SAR-studies on the importance of aromatic ring topologies in search for selective 5-HT7 receptor ligands among phenylpiperazine hydantoin derivatives
Handzlik, Jadwiga,Bojarski, Andrzej J.,Sata?a, Grzegorz,Kubacka, Monika,Sadek, Bassem,Ashoor, Abrar,Siwek, Agata,Wi?cek, Ma?gorzata,Kucwaj, Katarzyna,Filipek, Barbara,Kie?-Kononowicz, Katarzyna
, p. 324 - 339 (2014/04/17)
The current study is focused on newly developed phenylpiperazine derivatives of aromatic methylhydantoin differing in mutual positions of methyl and phenyl moieties.
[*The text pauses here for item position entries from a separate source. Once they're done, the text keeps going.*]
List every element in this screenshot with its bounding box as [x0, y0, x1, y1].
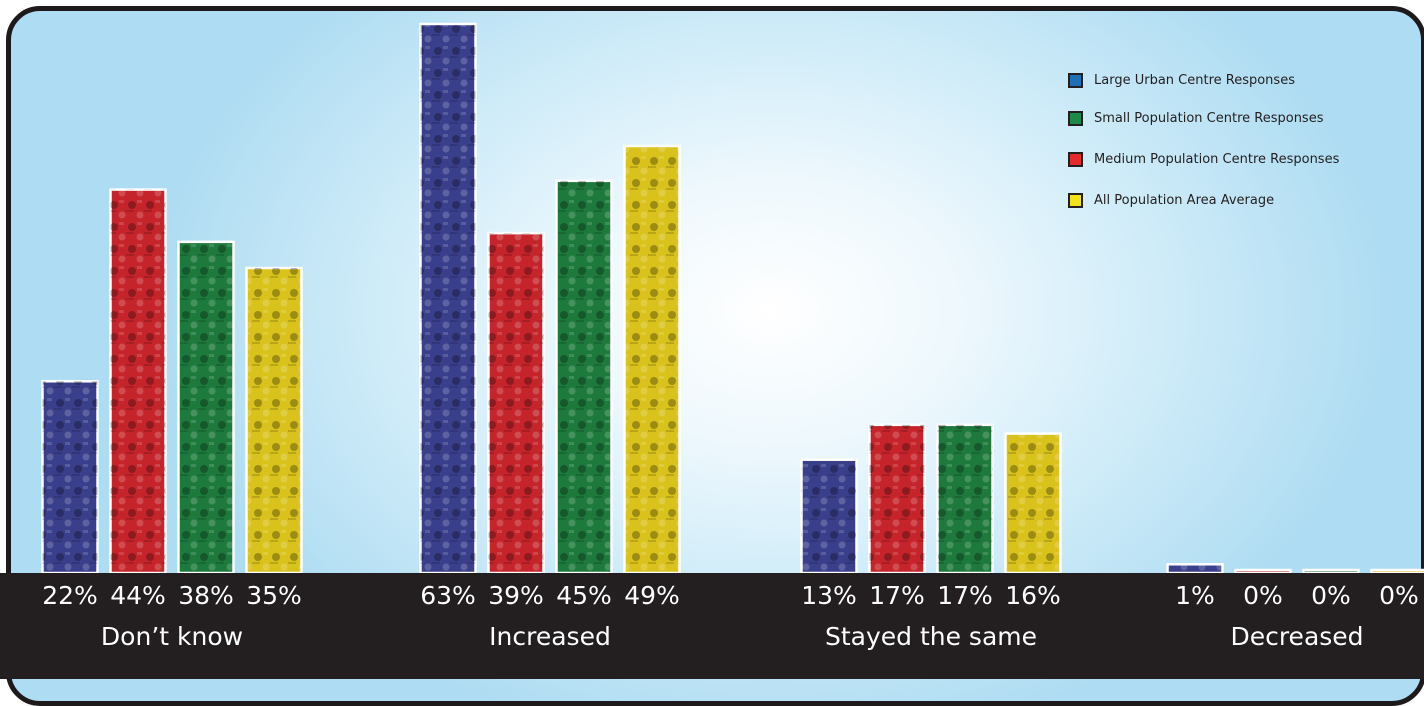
bar [489, 233, 544, 573]
legend-swatch [1068, 193, 1083, 208]
data-label: 49% [617, 581, 687, 610]
data-label: 38% [171, 581, 241, 610]
data-label: 0% [1296, 581, 1366, 610]
bar [870, 425, 925, 573]
data-label: 44% [103, 581, 173, 610]
bar-texture [1006, 434, 1061, 573]
legend-item-small-population: Small Population Centre Responses [1068, 108, 1323, 128]
legend-label: All Population Area Average [1094, 193, 1274, 208]
data-label: 1% [1160, 581, 1230, 610]
bar-texture [625, 146, 680, 573]
bar [1006, 434, 1061, 573]
data-label: 22% [35, 581, 105, 610]
bar [625, 146, 680, 573]
data-label: 13% [794, 581, 864, 610]
data-label: 0% [1364, 581, 1424, 610]
data-label: 45% [549, 581, 619, 610]
category-label: Stayed the same [781, 622, 1081, 651]
bar-texture [247, 268, 302, 573]
legend-item-large-urban: Large Urban Centre Responses [1068, 70, 1295, 90]
data-label: 17% [862, 581, 932, 610]
bar [1168, 564, 1223, 573]
bar [247, 268, 302, 573]
data-label: 63% [413, 581, 483, 610]
bar [938, 425, 993, 573]
legend-swatch [1068, 73, 1083, 88]
legend-item-medium-population: Medium Population Centre Responses [1068, 149, 1339, 169]
data-label: 39% [481, 581, 551, 610]
bar-texture [557, 181, 612, 573]
data-label: 17% [930, 581, 1000, 610]
bar-texture [870, 425, 925, 573]
bar [421, 24, 476, 573]
bar-texture [43, 381, 98, 573]
bar-texture [489, 233, 544, 573]
bar [802, 460, 857, 573]
category-label: Don’t know [22, 622, 322, 651]
data-label: 35% [239, 581, 309, 610]
legend-label: Medium Population Centre Responses [1094, 152, 1339, 167]
legend-label: Large Urban Centre Responses [1094, 73, 1295, 88]
legend-label: Small Population Centre Responses [1094, 111, 1323, 126]
bar-texture [111, 190, 166, 573]
bar-texture [179, 242, 234, 573]
data-label: 16% [998, 581, 1068, 610]
category-label: Decreased [1147, 622, 1424, 651]
category-label: Increased [400, 622, 700, 651]
bar [179, 242, 234, 573]
bar-texture [938, 425, 993, 573]
bar-texture [802, 460, 857, 573]
data-label: 0% [1228, 581, 1298, 610]
legend-item-all-population: All Population Area Average [1068, 190, 1274, 210]
bar [111, 190, 166, 573]
bar [43, 381, 98, 573]
bar-texture [1168, 564, 1223, 573]
legend-swatch [1068, 152, 1083, 167]
bar [557, 181, 612, 573]
bar-texture [421, 24, 476, 573]
legend-swatch [1068, 111, 1083, 126]
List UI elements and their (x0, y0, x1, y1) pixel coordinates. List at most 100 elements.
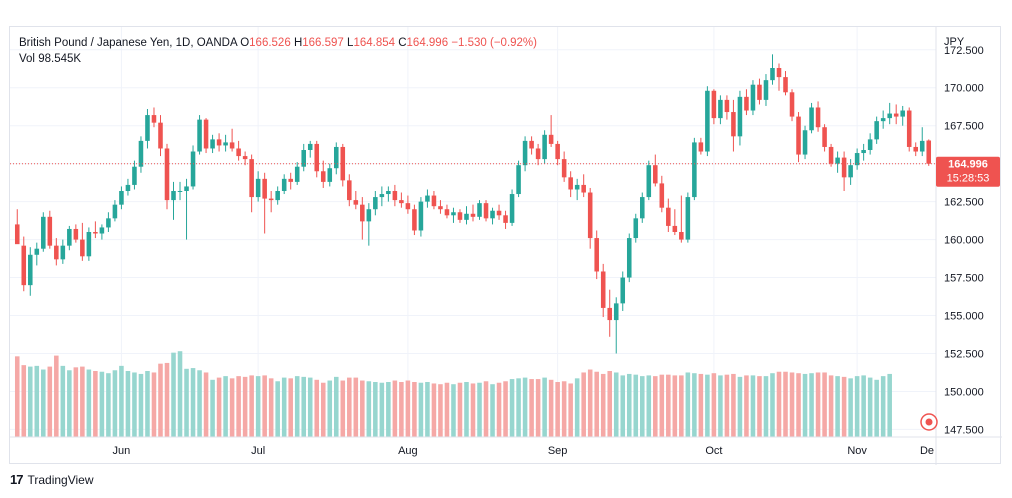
candle-body (529, 140, 534, 149)
candle-body (887, 113, 892, 119)
volume-bar (229, 378, 235, 437)
candle-body (815, 107, 821, 128)
candle-body (412, 209, 417, 231)
volume-bar (848, 378, 853, 437)
candle-body (718, 99, 723, 119)
volume-bar (54, 355, 59, 437)
volume-bar (509, 379, 515, 437)
volume-bar (561, 381, 567, 437)
candle-body (210, 139, 215, 149)
volume-bar (483, 381, 489, 437)
brand-name[interactable]: TradingView (27, 472, 94, 487)
currency-label: JPY (944, 36, 965, 48)
candle-body (34, 248, 40, 255)
tradingview-logo-icon[interactable]: 17 (10, 472, 24, 487)
symbol-title[interactable]: British Pound / Japanese Yen, 1D, OANDA (19, 37, 237, 49)
candle-body (516, 165, 521, 195)
volume-bar (386, 382, 391, 437)
volume-bar (587, 369, 593, 437)
candle-body (86, 232, 92, 257)
candle-body (744, 96, 749, 111)
candle-body (431, 195, 437, 207)
candle-body (809, 107, 814, 131)
volume-bar (412, 382, 417, 437)
candle-body (158, 122, 163, 149)
candle-body (711, 90, 717, 119)
volume-bar (158, 363, 163, 437)
candle-body (522, 140, 528, 166)
volume-bar (737, 376, 743, 437)
volume-bar (106, 373, 111, 437)
volume-bar (496, 382, 502, 437)
candle-body (203, 119, 209, 149)
candle-body (919, 140, 925, 152)
volume-bar (835, 376, 840, 437)
volume-bar (783, 371, 788, 437)
candle-body (164, 148, 170, 201)
candle-body (490, 210, 495, 219)
volume-bar (666, 374, 671, 437)
volume-bar (125, 371, 131, 437)
volume-bar (373, 382, 378, 437)
candle-body (542, 134, 547, 160)
candle-body (106, 218, 111, 228)
volume-bar (613, 372, 619, 437)
candle-body (425, 195, 430, 202)
volume-bar (802, 373, 808, 437)
volume-bar (477, 382, 482, 437)
volume-bar (307, 377, 313, 437)
volume-bar (574, 378, 580, 437)
volume-bar (705, 374, 710, 437)
candlestick-chart[interactable]: JPY 172.500170.000167.500165.000162.5001… (10, 27, 1002, 465)
high-label: H (293, 37, 303, 49)
volume-bar (184, 368, 189, 437)
candle-body (21, 245, 27, 286)
volume-bar (301, 376, 307, 437)
volume-bar (327, 380, 333, 437)
chart-frame: JPY 172.500170.000167.500165.000162.5001… (9, 26, 1002, 465)
volume-bar (418, 382, 424, 437)
volume-bar (353, 377, 359, 437)
footer: 17 TradingView (10, 472, 94, 487)
volume-bar (770, 373, 775, 437)
goto-realtime-button[interactable] (920, 413, 938, 431)
open-label: O (240, 37, 250, 49)
candle-body (379, 194, 385, 198)
candle-body (477, 203, 482, 217)
candle-body (190, 151, 196, 187)
volume-bar (731, 373, 736, 437)
bar-countdown-label: 15:28:53 (947, 173, 990, 185)
candle-body (620, 277, 626, 304)
candle-body (737, 96, 743, 137)
volume-bar (255, 376, 261, 437)
volume-bar (360, 380, 365, 437)
candle-body (705, 90, 710, 152)
candle-body (906, 110, 912, 147)
volume-bar (828, 375, 834, 437)
volume-bar (73, 367, 79, 437)
candle-body (138, 140, 144, 167)
volume-bar (626, 373, 632, 437)
volume-bar (41, 369, 46, 437)
low-label: L (347, 37, 354, 49)
volume-bar (659, 374, 665, 437)
y-tick-label: 170.000 (944, 83, 984, 95)
volume-bar (854, 376, 860, 437)
volume-bar (67, 370, 72, 437)
candle-body (171, 191, 176, 201)
volume-bar (177, 351, 183, 437)
candle-body (229, 142, 235, 149)
high-value: 166.597 (302, 37, 344, 49)
candle-body (770, 68, 775, 81)
volume-bar (698, 373, 704, 437)
candle-body (789, 92, 795, 117)
volume-bar (132, 372, 137, 437)
last-price-tag: 164.996 15:28:53 (936, 156, 1000, 187)
y-tick-label: 160.000 (944, 235, 984, 247)
volume-bar (548, 379, 554, 437)
candle-body (646, 165, 652, 198)
candle-body (392, 191, 398, 201)
candle-body (731, 112, 736, 137)
x-tick-label: Aug (398, 445, 418, 457)
volume-bar (399, 382, 404, 437)
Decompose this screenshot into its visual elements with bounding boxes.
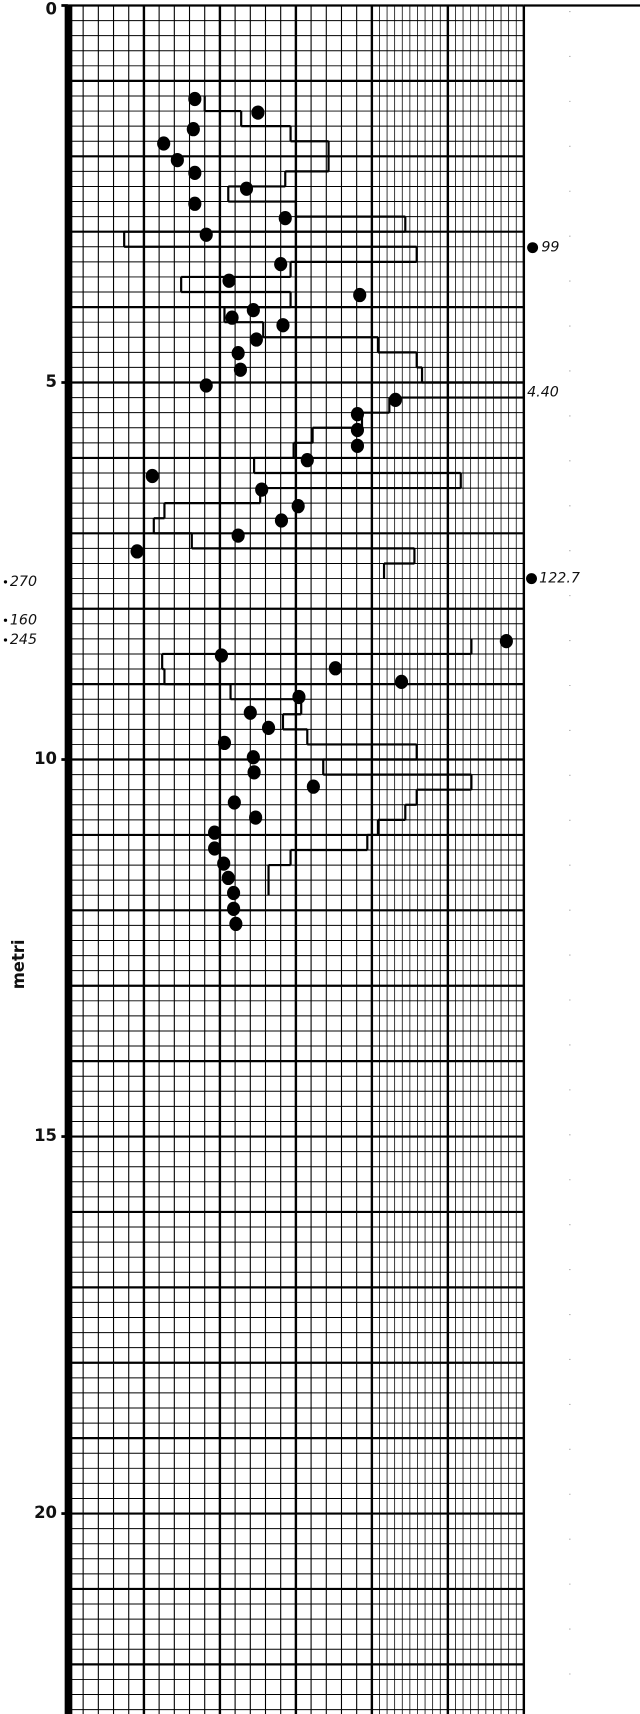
data-point: [274, 257, 288, 272]
annotation-dot: [526, 573, 537, 585]
data-point: [227, 885, 241, 901]
data-point: [247, 765, 261, 780]
data-point: [350, 407, 365, 422]
data-point: [227, 795, 241, 810]
data-point: [246, 750, 260, 765]
data-point: [231, 345, 245, 361]
data-point: [243, 705, 257, 720]
data-point: [249, 810, 263, 825]
annotation: 270: [10, 574, 37, 590]
data-point: [199, 227, 213, 242]
left-border: [64, 5, 73, 1714]
data-point: [186, 122, 200, 137]
data-point: [291, 499, 305, 514]
data-point: [251, 105, 265, 120]
data-point: [328, 661, 342, 676]
y-axis-label: metri: [9, 939, 28, 989]
annotation: 99: [541, 240, 559, 256]
annotation: 245: [10, 632, 37, 648]
grid: [64, 4, 526, 1714]
data-point: [278, 211, 292, 226]
data-point: [130, 544, 144, 559]
data-point: [188, 196, 202, 211]
data-point: [350, 422, 365, 438]
data-point: [157, 136, 171, 151]
data-point: [306, 779, 320, 794]
y-tick-label: 0: [46, 0, 57, 18]
data-point: [145, 468, 159, 484]
annotation-dot: [527, 242, 539, 254]
data-point: [300, 453, 314, 468]
data-point: [292, 689, 306, 705]
annotation-dot: [3, 580, 8, 584]
data-point: [199, 378, 213, 393]
data-point: [499, 634, 513, 649]
data-point: [217, 856, 231, 871]
y-tick-label: 20: [34, 1503, 57, 1522]
data-point: [208, 841, 222, 856]
data-point: [208, 825, 222, 840]
data-point: [249, 332, 263, 347]
data-point: [188, 91, 202, 107]
y-tick-label: 15: [34, 1126, 57, 1145]
data-point: [353, 287, 367, 303]
data-point: [246, 302, 260, 318]
data-point: [231, 528, 245, 543]
annotation-dot: [3, 618, 8, 622]
data-point: [229, 916, 243, 932]
data-point: [388, 392, 403, 407]
data-point: [227, 901, 241, 916]
y-tick-label: 5: [46, 372, 57, 391]
data-point: [188, 165, 202, 181]
data-point: [276, 318, 290, 333]
data-point: [233, 362, 247, 377]
data-point: [214, 648, 229, 663]
annotation: 160: [10, 612, 37, 628]
data-point: [350, 438, 365, 453]
y-tick-label: 10: [34, 749, 57, 768]
data-point: [239, 181, 254, 196]
data-point: [170, 152, 184, 168]
data-point: [217, 735, 232, 751]
data-point: [222, 273, 236, 288]
data-point: [261, 720, 276, 735]
data-point: [394, 674, 409, 689]
annotation: 122.7: [539, 571, 580, 587]
data-point: [274, 513, 289, 528]
annotation: 4.40: [527, 384, 559, 400]
data-point: [221, 870, 235, 886]
annotation-dot: [3, 638, 8, 642]
data-point: [255, 482, 269, 497]
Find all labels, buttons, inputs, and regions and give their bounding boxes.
The new compounds were synthesized using Bucherer-Bergs reaction, two-phase alkylation, Mitsunobu reaction and/or an alkylation under microwave irradiation. The compounds developed were assessed on their affinity for serotoninergic receptors 5-HT1A, 5-HT6, 5-HT 7 and α1-ARs in radioligand binding assays. Selected compounds were tested on their inhibitory effect at human 5-HT3A expressed in Xenopus Oocytes as well as on their activity at α1-adrenoceptor subtypes in functional and electrophysiological bioassays, respectively. Most of investigated compounds exhibited affinities for α1-ARs, 5-HT1A, 5-HT7 (Ki ~ 0.8-353 nM) significantly higher than those for 5-HT6 receptors. Very weak inhibitory effect at 5-HT3A accompanied with high activity at α1D-AR subtypes were observed for selected representative compounds. Among the current series, particularly 5-(4-fluorophenyl)-3-(2-hydroxy-3-(4-(2-methoxyphenyl)piperazin-1-yl)propyl) -5-methylimidazolidine-2,4-dione hydrochloride (25a) displayed the highest 5-HT7 affinity with Ki = 3 nM and selectivity with 40-3600 fold towards 5-HT1A, 5-HT6, and α1-ARs.